There was a thread a while back about the usefulness of voltage drops....
Last week I found a bad connection on a motor starter where the voltage drops correlated with the heat very well, which isn't always the case. Most of the time I have found that the difference in Voltage drop between the "Bad" Phase, and the "Good" phases are not much, to the point of being statistically insignificant. But in the case of the attached thermograph, it correlated rather nicely. The load was 27 amps. Wire gauge was 8 or 10. Temp was 120 C on B phase, and voltage drops were 94mv 294mv 49mv. Perhaps Voltage drops do not become significant until the severity of the anomaly is at this stage.

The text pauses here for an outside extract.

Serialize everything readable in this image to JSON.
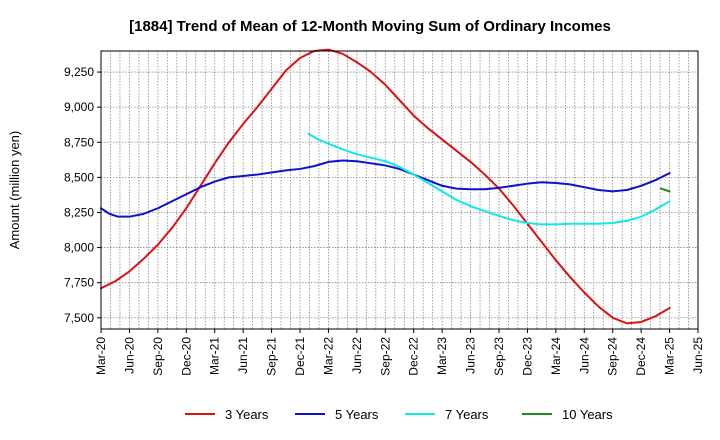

Voltage_drop.doc (92 Kb, 49 downloads)

Voltage drop confirms the location of an anomaly. It is usually used to confirm there is an internal problem. If all you have is a simple loose connection on a cable, it wont create a voltage drop.

Right, because the current will simply go through whatever remains of the good connection. Depending on load, you may have plenty of good conductor left to carry the load. You essentially have a parallel resistance circuit. But this begs the question: If there is heat, there must be resistance, if resistance, than a voltage drop. In this case, a load of 27.1 amp, VD of .294mv equals 8 watts of power used and resistance of only .01 ohms. I have never seen an anomaly with a voltage drop greater than 1.

quote:

Originally posted by Bob Berry:
If all you have is a simple loose connection on a cable, it wont create a voltage drop.

The above contradicts basic rules of electricity.

Assuming that a loose connection manifested itself by temperature increase with current not affected, addtional power deltaP generated at loose connection will be:

deltaP = I^2 * deltaR
deltaR - connection resistance increase

or additional voltage drop
deltaU = I * deltaR

It is a separate question as to whether or not temperature increase deltaT is directly proportional to deltaU. This relationship may not be linear - the situation Martin runs into.

David, if you assume a serial connection you are correct, but a degrading connection becomes essentially a parallel connection, where the load goes through the path of least resistance.

Martin,

I assume that connection resistance is in series with the rest of the power circuit. Of course, you can view connection resistance itself as made out of several parallel branches. But once one of them opens up, overall connection resinstance goes up and my previous conclusion stands. Resistance goes up at poor connection - this is the key.

David

Yes, but if you read my post, it depends on the load. If you run 10 amps through a 0000 stranded cable (rated 300 amps+) even if 50% of the strands have burned parts which have very high resistance, the amount of contact area required to conduct 10 amps will certainly remain in the 50% that still has good contact. There will be no voltage drop other than the normal voltage drop associated with the normal resistance of copper wire because the load is less than the current carrying capacity of the remaining good contact areas. It is when the remaining good contact area becomes smaller than the load needs that we really begin to encounter meaningfull resistance to the current.

Connection resistivity vs. load is practically a flat straight line except for very-very low or high loads.